Albertsons, Boise, Idaho, has refrigerated coolers with healthy beverages at the entrances to some of its stores. At an Orlando, Fla., store SN visited, three glass refrigerated cases were added near the store's entrance and deli, featuring Snapple's new Snapple a Day Meal Replacement drink for $1.79 each, along with related beverages like vitamin water, Gatorade, water, Lipton Iced Tea, Starbucks coffee drinks and a small selection of sodas.
Publix Super Markets, Lakeland, Fla., also caters to the organic shopper who is interested in convenience, with its Greenwise organic and natural food sections, a separate department near the entrances at some of its stores.
C-stores themselves are adding small natural and organic food sets with natural snacks, such as Kettle Chips and Pirate's Booty, along with nutritional bars and low-carb items. C-stores have added the healthier items -- and transformed their stores in other ways -- to appeal more to the female shopper, supermarkets' primary customer, experts said.
"C-stores are trying very hard to get the female shopper into the c-store, but not lose the male customer. So the newest c-stores are designed to be well-lit and have low-profile shelves," said Ron Coppell, vice president of business development for Eby-Brown, a major c-store distributor in Naperville, Ill.
So, while c-stores still feature staples like cigarettes and beer, they have added fresh fruit, yogurt and other items. Whether those items are big sellers is not the point; they were added to get the female shopper in the door, Coppell said.
As an example, c-store giant BP, which operates 900 gas station-convenience outlets, has transformed many of its stores into the sexier, "fresh" BP Connect format.

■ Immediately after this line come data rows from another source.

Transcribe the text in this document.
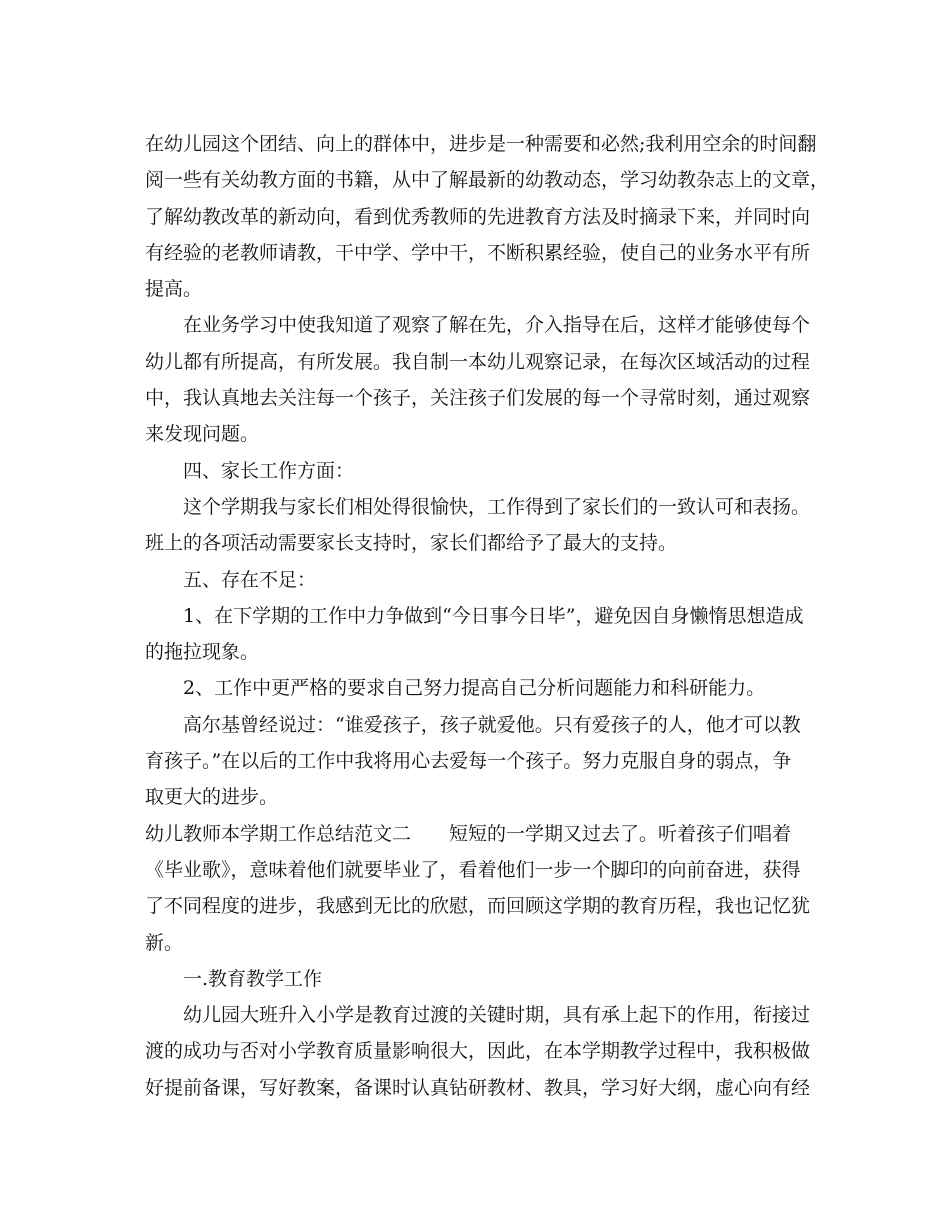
在幼儿园这个团结、向上的群体中，进步是一种需要和必然;我利用空余的时间翻
阅一些有关幼教方面的书籍，从中了解最新的幼教动态，学习幼教杂志上的文章，
了解幼教改革的新动向，看到优秀教师的先进教育方法及时摘录下来，并同时向
有经验的老教师请教，干中学、学中干，不断积累经验，使自己的业务水平有所
提高。
在业务学习中使我知道了观察了解在先，介入指导在后，这样才能够使每个
幼儿都有所提高，有所发展。我自制一本幼儿观察记录，在每次区域活动的过程
中，我认真地去关注每一个孩子，关注孩子们发展的每一个寻常时刻，通过观察
来发现问题。
四、家长工作方面：
这个学期我与家长们相处得很愉快，工作得到了家长们的一致认可和表扬。
班上的各项活动需要家长支持时，家长们都给予了最大的支持。
五、存在不足：
1、在下学期的工作中力争做到“今日事今日毕”，避免因自身懒惰思想造成
的拖拉现象。
2、工作中更严格的要求自己努力提高自己分析问题能力和科研能力。
高尔基曾经说过：“谁爱孩子，孩子就爱他。只有爱孩子的人，他才可以教
育孩子。”在以后的工作中我将用心去爱每一个孩子。努力克服自身的弱点，争
取更大的进步。
幼儿教师本学期工作总结范文二　　短短的一学期又过去了。听着孩子们唱着
《毕业歌》，意味着他们就要毕业了，看着他们一步一个脚印的向前奋进，获得
了不同程度的进步，我感到无比的欣慰，而回顾这学期的教育历程，我也记忆犹
新。
一.教育教学工作
幼儿园大班升入小学是教育过渡的关键时期，具有承上起下的作用，衔接过
渡的成功与否对小学教育质量影响很大，因此，在本学期教学过程中，我积极做
好提前备课，写好教案，备课时认真钻研教材、教具，学习好大纲，虚心向有经
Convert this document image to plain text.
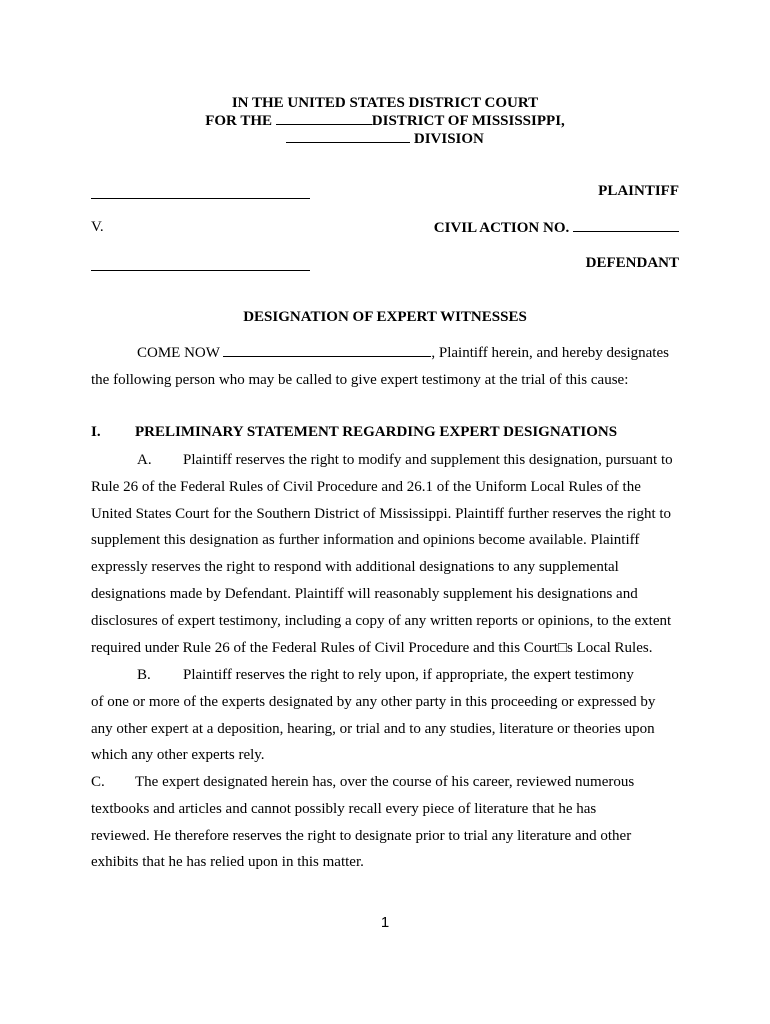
IN THE UNITED STATES DISTRICT COURT
FOR THE	DISTRICT OF MISSISSIPPI,
DIVISION
PLAINTIFF
V.	CIVIL ACTION NO.
DEFENDANT
DESIGNATION OF EXPERT WITNESSES
COME NOW	, Plaintiff herein, and hereby designates
the following person who may be called to give expert testimony at the trial of this cause:
I. PRELIMINARY STATEMENT REGARDING EXPERT DESIGNATIONS
A. Plaintiff reserves the right to modify and supplement this designation, pursuant to
Rule 26 of the Federal Rules of Civil Procedure and 26.1 of the Uniform Local Rules of the
United States Court for the Southern District of Mississippi. Plaintiff further reserves the right to
supplement this designation as further information and opinions become available. Plaintiff
expressly reserves the right to respond with additional designations to any supplemental
designations made by Defendant. Plaintiff will reasonably supplement his designations and
disclosures of expert testimony, including a copy of any written reports or opinions, to the extent
required under Rule 26 of the Federal Rules of Civil Procedure and this Court□s Local Rules.
B. Plaintiff reserves the right to rely upon, if appropriate, the expert testimony
of one or more of the experts designated by any other party in this proceeding or expressed by
any other expert at a deposition, hearing, or trial and to any studies, literature or theories upon
which any other experts rely.
C. The expert designated herein has, over the course of his career, reviewed numerous
textbooks and articles and cannot possibly recall every piece of literature that he has
reviewed. He therefore reserves the right to designate prior to trial any literature and other
exhibits that he has relied upon in this matter.
1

Convenience stores are not necessarily the predators, however, solely chasing after supermarket customers, analysts noted. While they have added fresh fruit, diet-sensitive foods and better-for-you beverages, the multi-channel world in which the food industry operates today means that c-stores also have their competitors. Operators have had to step up their game because they are battling almost every type of retailer for the "convenience customer," NACS's Lenard said, noting that even pet supply chain Petsmart has added glass refrigerated beverages cases -- for humans -- at its checkouts.